In today’s hectic, faced-paced, digital world, it is easy to understand how parents can become disconnected from their children. 
The gaps in communication can work both ways: Kids may be hesitant to speak openly to their parents, and parents are overwhelmed with managing careers and families and attaining an ideal work-life balance. Add in a layer of ever-present technology and it is no wonder why communication deteriorates. 
Radhakrishnan says nowadays, stress and anxiety are considered normal. 
“Children are buckling under pressure and (are) unable to communicate with adults while adults are being hard on themselves trying to do it all,” she explains. 
“Parenting is the toughest job in the world — even harder in the current times with phones and social media.

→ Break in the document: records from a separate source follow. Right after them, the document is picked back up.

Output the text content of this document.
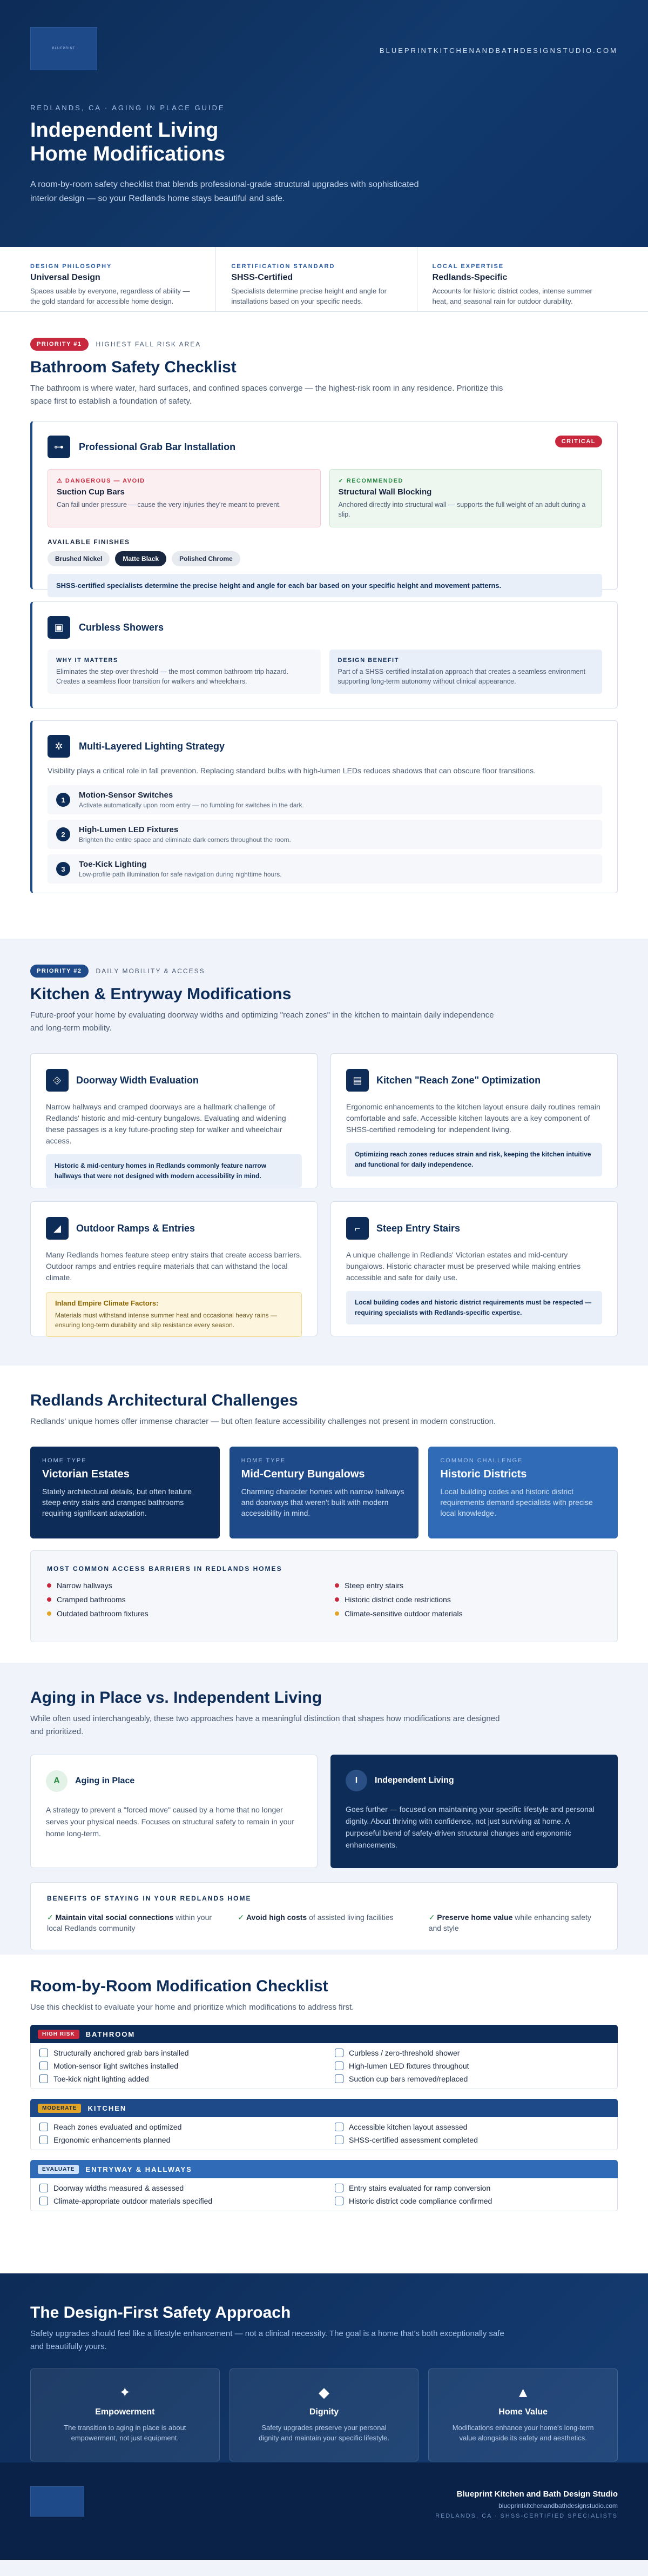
BLUEPRINT	BLUEPRINTKITCHENANDBATHDESIGNSTUDIO.COM
REDLANDS, CA · AGING IN PLACE GUIDE
Independent Living
Home Modifications

A room-by-room safety checklist that blends professional-grade structural upgrades with sophisticated interior design — so your Redlands home stays beautiful and safe.

DESIGN PHILOSOPHY
Universal Design
Spaces usable by everyone, regardless of ability — the gold standard for accessible home design.
CERTIFICATION STANDARD
SHSS-Certified
Specialists determine precise height and angle for installations based on your specific needs.
LOCAL EXPERTISE
Redlands-Specific
Accounts for historic district codes, intense summer heat, and seasonal rain for outdoor durability.
PRIORITY #1	HIGHEST FALL RISK AREA
Bathroom Safety Checklist

The bathroom is where water, hard surfaces, and confined spaces converge — the highest-risk room in any residence. Prioritize this space first to establish a foundation of safety.

⊶	Professional Grab Bar Installation	CRITICAL
⚠ DANGEROUS — AVOID
Suction Cup Bars
Can fail under pressure — cause the very injuries they're meant to prevent.
✓ RECOMMENDED
Structural Wall Blocking
Anchored directly into structural wall — supports the full weight of an adult during a slip.
AVAILABLE FINISHES
Brushed Nickel	Matte Black	Polished Chrome
SHSS-certified specialists determine the precise height and angle for each bar based on your specific height and movement patterns.
▣	Curbless Showers
WHY IT MATTERS
Eliminates the step-over threshold — the most common bathroom trip hazard. Creates a seamless floor transition for walkers and wheelchairs.
DESIGN BENEFIT
Part of a SHSS-certified installation approach that creates a seamless environment supporting long-term autonomy without clinical appearance.
✲	Multi-Layered Lighting Strategy

Visibility plays a critical role in fall prevention. Replacing standard bulbs with high-lumen LEDs reduces shadows that can obscure floor transitions.

1	Motion-Sensor Switches
Activate automatically upon room entry — no fumbling for switches in the dark.
2	High-Lumen LED Fixtures
Brighten the entire space and eliminate dark corners throughout the room.
3	Toe-Kick Lighting
Low-profile path illumination for safe navigation during nighttime hours.
PRIORITY #2	DAILY MOBILITY & ACCESS
Kitchen & Entryway Modifications

Future-proof your home by evaluating doorway widths and optimizing "reach zones" in the kitchen to maintain daily independence and long-term mobility.

⎆	Doorway Width Evaluation
Narrow hallways and cramped doorways are a hallmark challenge of Redlands' historic and mid-century bungalows. Evaluating and widening these passages is a key future-proofing step for walker and wheelchair access.
Historic & mid-century homes in Redlands commonly feature narrow hallways that were not designed with modern accessibility in mind.
▤	Kitchen "Reach Zone" Optimization
Ergonomic enhancements to the kitchen layout ensure daily routines remain comfortable and safe. Accessible kitchen layouts are a key component of SHSS-certified remodeling for independent living.
Optimizing reach zones reduces strain and risk, keeping the kitchen intuitive and functional for daily independence.
◢	Outdoor Ramps & Entries
Many Redlands homes feature steep entry stairs that create access barriers. Outdoor ramps and entries require materials that can withstand the local climate.
Inland Empire Climate Factors:
Materials must withstand intense summer heat and occasional heavy rains — ensuring long-term durability and slip resistance every season.
⌐	Steep Entry Stairs
A unique challenge in Redlands' Victorian estates and mid-century bungalows. Historic character must be preserved while making entries accessible and safe for daily use.
Local building codes and historic district requirements must be respected — requiring specialists with Redlands-specific expertise.
Redlands Architectural Challenges

Redlands' unique homes offer immense character — but often feature accessibility challenges not present in modern construction.

HOME TYPE
Victorian Estates
Stately architectural details, but often feature steep entry stairs and cramped bathrooms requiring significant adaptation.
HOME TYPE
Mid-Century Bungalows
Charming character homes with narrow hallways and doorways that weren't built with modern accessibility in mind.
COMMON CHALLENGE
Historic Districts
Local building codes and historic district requirements demand specialists with precise local knowledge.
MOST COMMON ACCESS BARRIERS IN REDLANDS HOMES
Narrow hallways	Steep entry stairs
Cramped bathrooms	Historic district code restrictions
Outdated bathroom fixtures	Climate-sensitive outdoor materials
Aging in Place vs. Independent Living

While often used interchangeably, these two approaches have a meaningful distinction that shapes how modifications are designed and prioritized.

A	Aging in Place
A strategy to prevent a "forced move" caused by a home that no longer serves your physical needs. Focuses on structural safety to remain in your home long-term.
I	Independent Living
Goes further — focused on maintaining your specific lifestyle and personal dignity. About thriving with confidence, not just surviving at home. A purposeful blend of safety-driven structural changes and ergonomic enhancements.
BENEFITS OF STAYING IN YOUR REDLANDS HOME
✓ Maintain vital social connections within your local Redlands community
✓ Avoid high costs of assisted living facilities	✓ Preserve home value while enhancing safety and style
Room-by-Room Modification Checklist

Use this checklist to evaluate your home and prioritize which modifications to address first.

HIGH RISK	BATHROOM
Structurally anchored grab bars installed	Curbless / zero-threshold shower
Motion-sensor light switches installed	High-lumen LED fixtures throughout
Toe-kick night lighting added	Suction cup bars removed/replaced
MODERATE	KITCHEN
Reach zones evaluated and optimized	Accessible kitchen layout assessed
Ergonomic enhancements planned	SHSS-certified assessment completed
EVALUATE	ENTRYWAY & HALLWAYS
Doorway widths measured & assessed	Entry stairs evaluated for ramp conversion
Climate-appropriate outdoor materials specified	Historic district code compliance confirmed
The Design-First Safety Approach

Safety upgrades should feel like a lifestyle enhancement — not a clinical necessity. The goal is a home that's both exceptionally safe and beautifully yours.

✦
Empowerment
The transition to aging in place is about empowerment, not just equipment.
◆
Dignity
Safety upgrades preserve your personal dignity and maintain your specific lifestyle.
▲
Home Value
Modifications enhance your home's long-term value alongside its safety and aesthetics.
Blueprint Kitchen and Bath Design Studio
blueprintkitchenandbathdesignstudio.com
REDLANDS, CA · SHSS-CERTIFIED SPECIALISTS
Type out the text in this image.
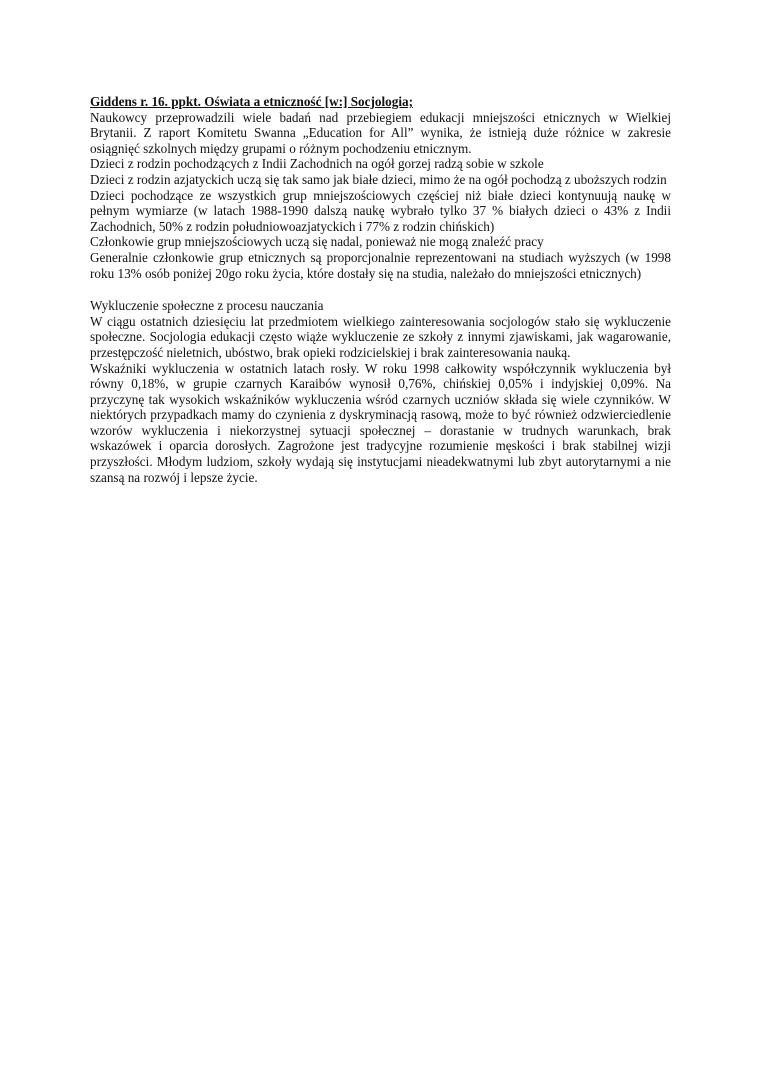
Giddens r. 16. ppkt. Oświata a etniczność [w:] Socjologia;

Naukowcy przeprowadzili wiele badań nad przebiegiem edukacji mniejszości etnicznych w Wielkiej Brytanii. Z raport Komitetu Swanna „Education for All” wynika, że istnieją duże różnice w zakresie osiągnięć szkolnych między grupami o różnym pochodzeniu etnicznym.

Dzieci z rodzin pochodzących z Indii Zachodnich na ogół gorzej radzą sobie w szkole

Dzieci z rodzin azjatyckich uczą się tak samo jak białe dzieci, mimo że na ogół pochodzą z uboższych rodzin

Dzieci pochodzące ze wszystkich grup mniejszościowych częściej niż białe dzieci kontynuują naukę w pełnym wymiarze (w latach 1988-1990 dalszą naukę wybrało tylko 37 % białych dzieci o 43% z Indii Zachodnich, 50% z rodzin południowoazjatyckich i 77% z rodzin chińskich)

Członkowie grup mniejszościowych uczą się nadal, ponieważ nie mogą znaleźć pracy

Generalnie członkowie grup etnicznych są proporcjonalnie reprezentowani na studiach wyższych (w 1998 roku 13% osób poniżej 20go roku życia, które dostały się na studia, należało do mniejszości etnicznych)

Wykluczenie społeczne z procesu nauczania

W ciągu ostatnich dziesięciu lat przedmiotem wielkiego zainteresowania socjologów stało się wykluczenie społeczne. Socjologia edukacji często wiąże wykluczenie ze szkoły z innymi zjawiskami, jak wagarowanie, przestępczość nieletnich, ubóstwo, brak opieki rodzicielskiej i brak zainteresowania nauką.

Wskaźniki wykluczenia w ostatnich latach rosły. W roku 1998 całkowity współczynnik wykluczenia był równy 0,18%, w grupie czarnych Karaibów wynosił 0,76%, chińskiej 0,05% i indyjskiej 0,09%. Na przyczynę tak wysokich wskaźników wykluczenia wśród czarnych uczniów składa się wiele czynników. W niektórych przypadkach mamy do czynienia z dyskryminacją rasową, może to być również odzwierciedlenie wzorów wykluczenia i niekorzystnej sytuacji społecznej – dorastanie w trudnych warunkach, brak wskazówek i oparcia dorosłych. Zagrożone jest tradycyjne rozumienie męskości i brak stabilnej wizji przyszłości. Młodym ludziom, szkoły wydają się instytucjami nieadekwatnymi lub zbyt autorytarnymi a nie szansą na rozwój i lepsze życie.
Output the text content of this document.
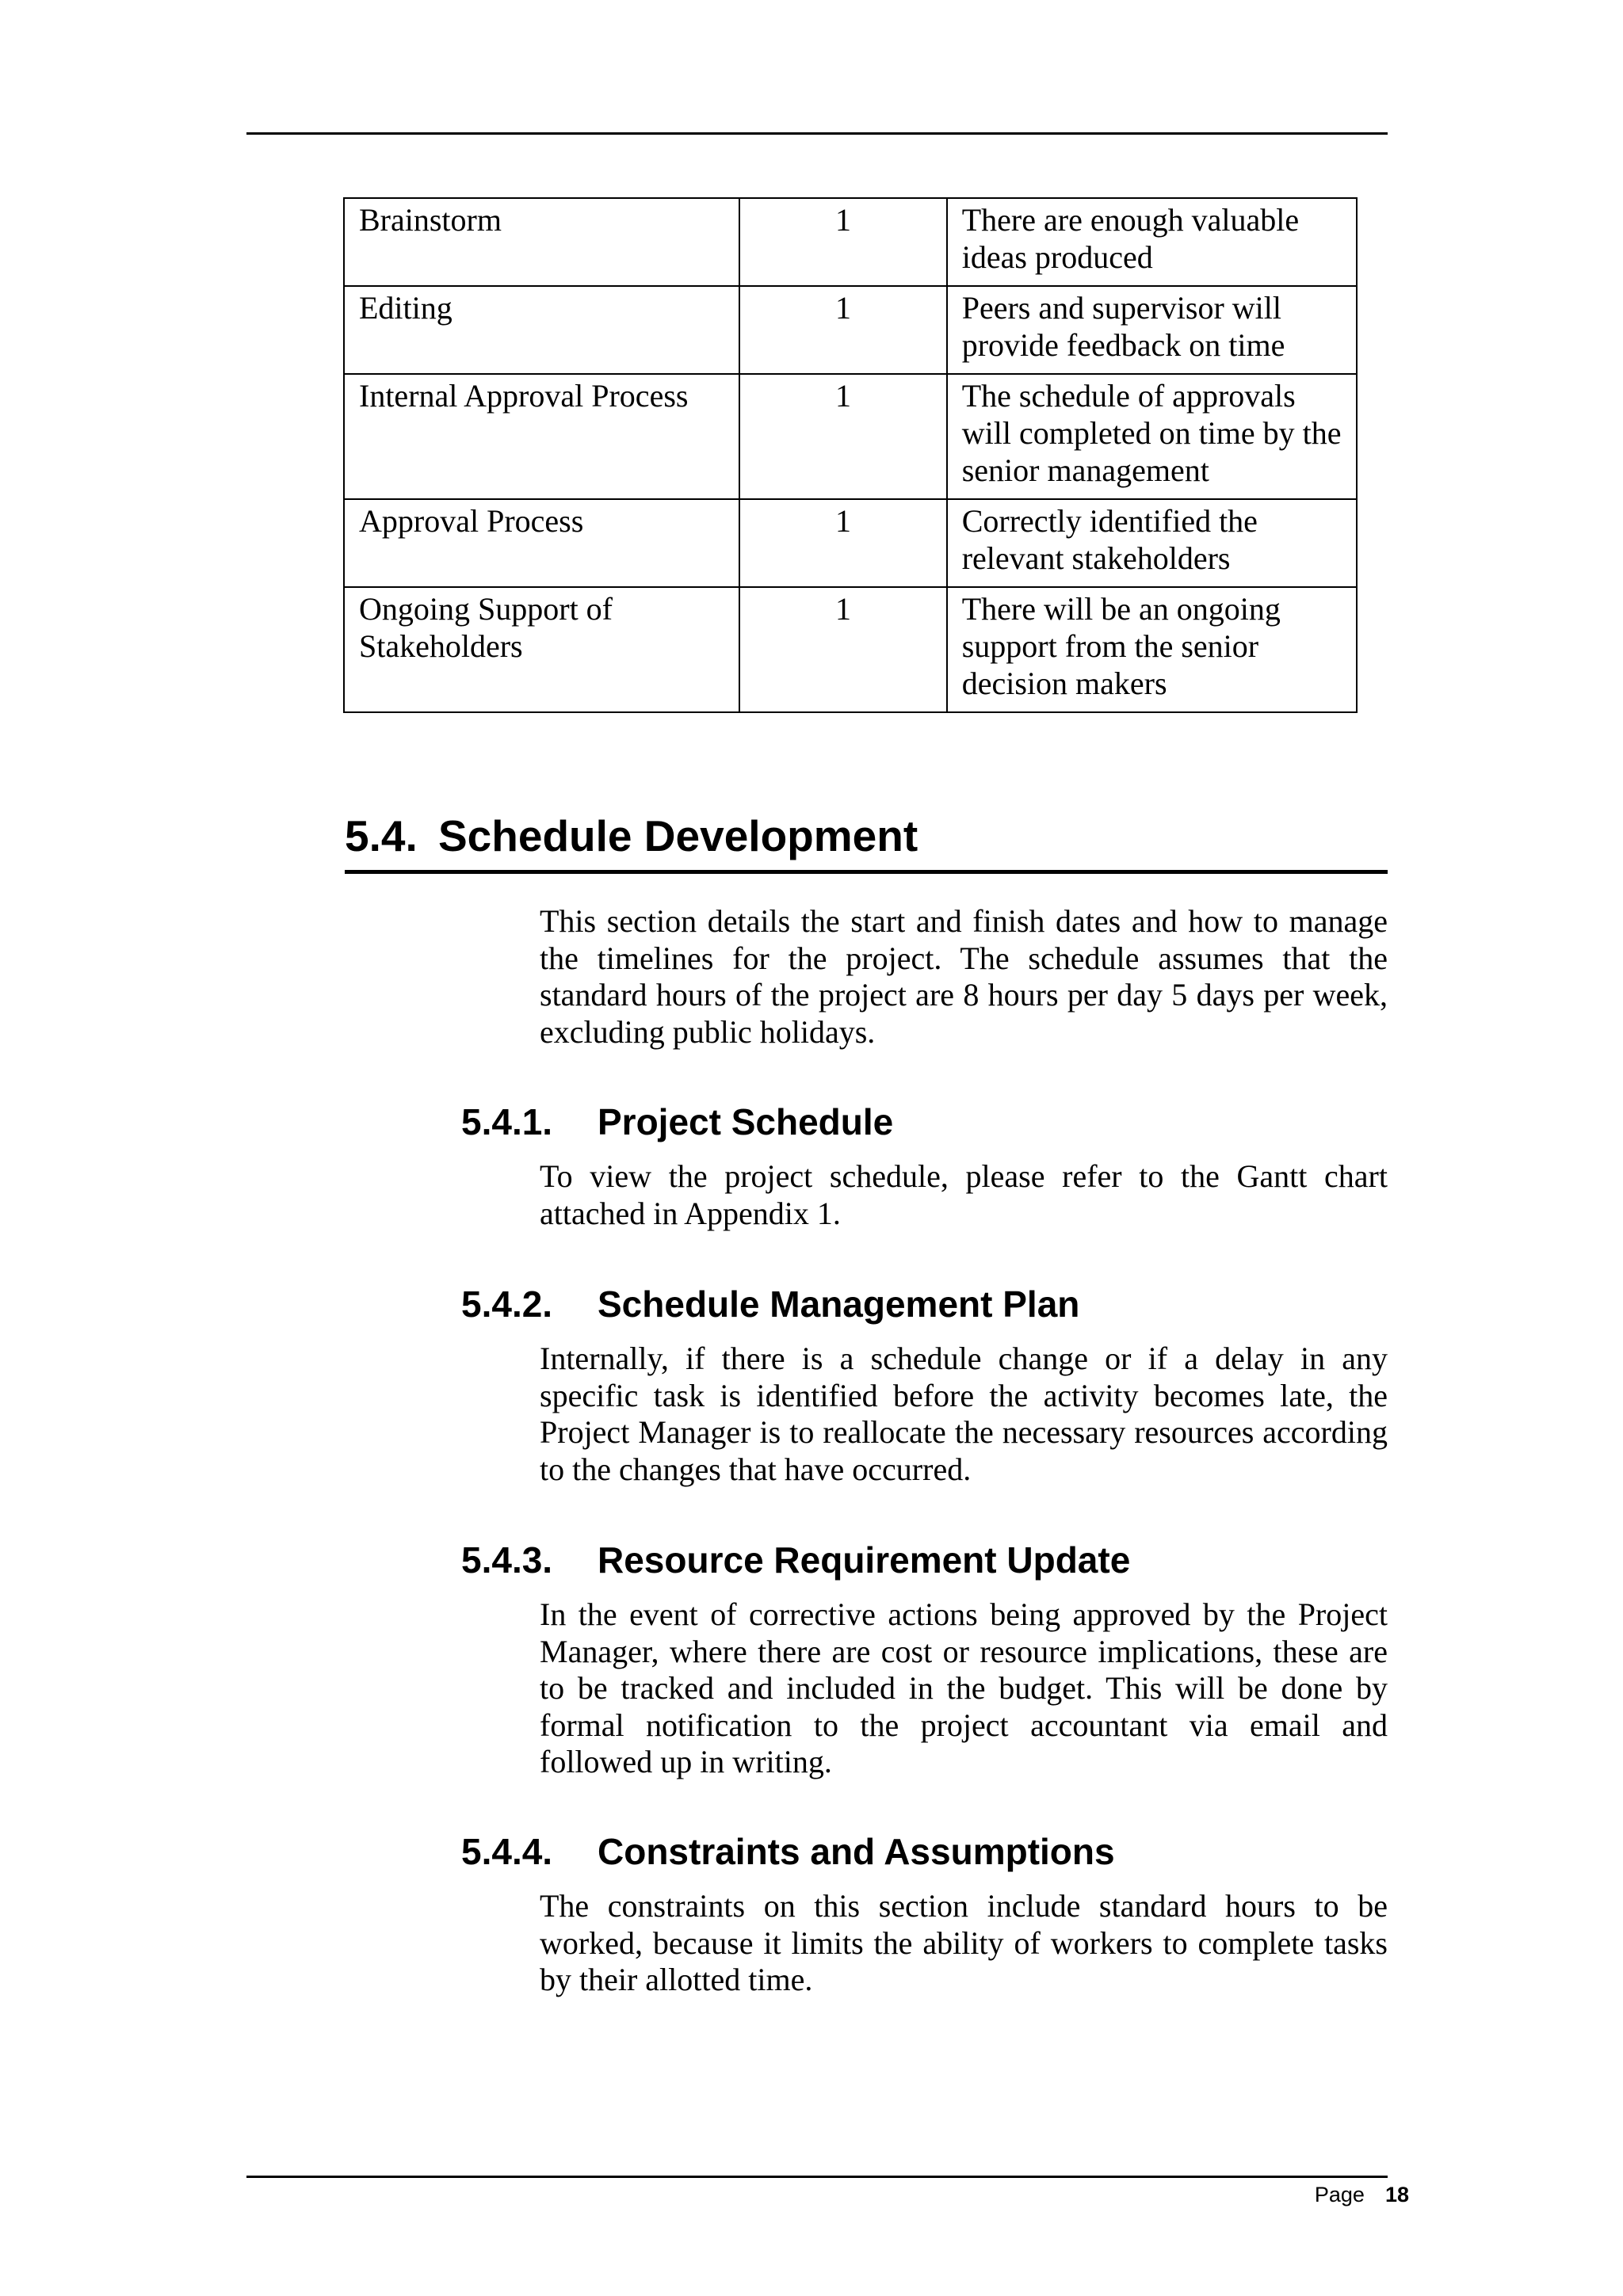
Brainstorm	1	There are enough valuable ideas produced
Editing	1	Peers and supervisor will provide feedback on time
Internal Approval Process	1	The schedule of approvals will completed on time by the senior management
Approval Process	1	Correctly identified the relevant stakeholders
Ongoing Support of Stakeholders	1	There will be an ongoing support from the senior decision makers
5.4. Schedule Development

This section details the start and finish dates and how to manage the timelines for the project. The schedule assumes that the standard hours of the project are 8 hours per day 5 days per week, excluding public holidays.

5.4.1. Project Schedule

To view the project schedule, please refer to the Gantt chart attached in Appendix 1.

5.4.2. Schedule Management Plan

Internally, if there is a schedule change or if a delay in any specific task is identified before the activity becomes late, the Project Manager is to reallocate the necessary resources according to the changes that have occurred.

5.4.3. Resource Requirement Update

In the event of corrective actions being approved by the Project Manager, where there are cost or resource implications, these are to be tracked and included in the budget. This will be done by formal notification to the project accountant via email and followed up in writing.

5.4.4. Constraints and Assumptions

The constraints on this section include standard hours to be worked, because it limits the ability of workers to complete tasks by their allotted time.

Page 18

Social media is disconnecting us more and more because it’s becoming a go-to for escape. It is distorting our view of the world and it alienates us from being present — all leading to loneliness and suppressed emotions causing health issues.”

 An `inner knowing’ 

Radhakrishnan says parents inherently know how to connect with their children and what’s best for them, but are disconnected from that knowing. 
She teaches parents to get back in touch with that inner knowing, which can become clouded by ego, fear of judgment, anxiety about the future and fear of pain. 
“Instead of working on shedding their egos and fears, I encourage parents to learn about them,” Radhakrishnan says. “It’s important they know the difference between a rational and irrational fear. Parents often try to control their children in an attempt to escape their inner turmoil. But all a parent has to do is learn to connect to their inner knowing.”
When she’s not practicing conscious parenting, writing or coaching parents, Radhakrishnan enjoys traveling the world. Through travel, she says, she sees the common thread that binds us all. 
“Travel helps me see the world, the different people, cultures, foods, different traditions, landscapes, history. No matter where I go, I see how similar we all are in our wants for happiness, peace, and prosperity,” she says. “No matter how different we look on the outside, our inner longing and aspirations are common all over the world. Travel helps me see how every human has the same needs and how nature has taken care of it all.” 
Lisa Dawson is a freelance writer and Frisco resident.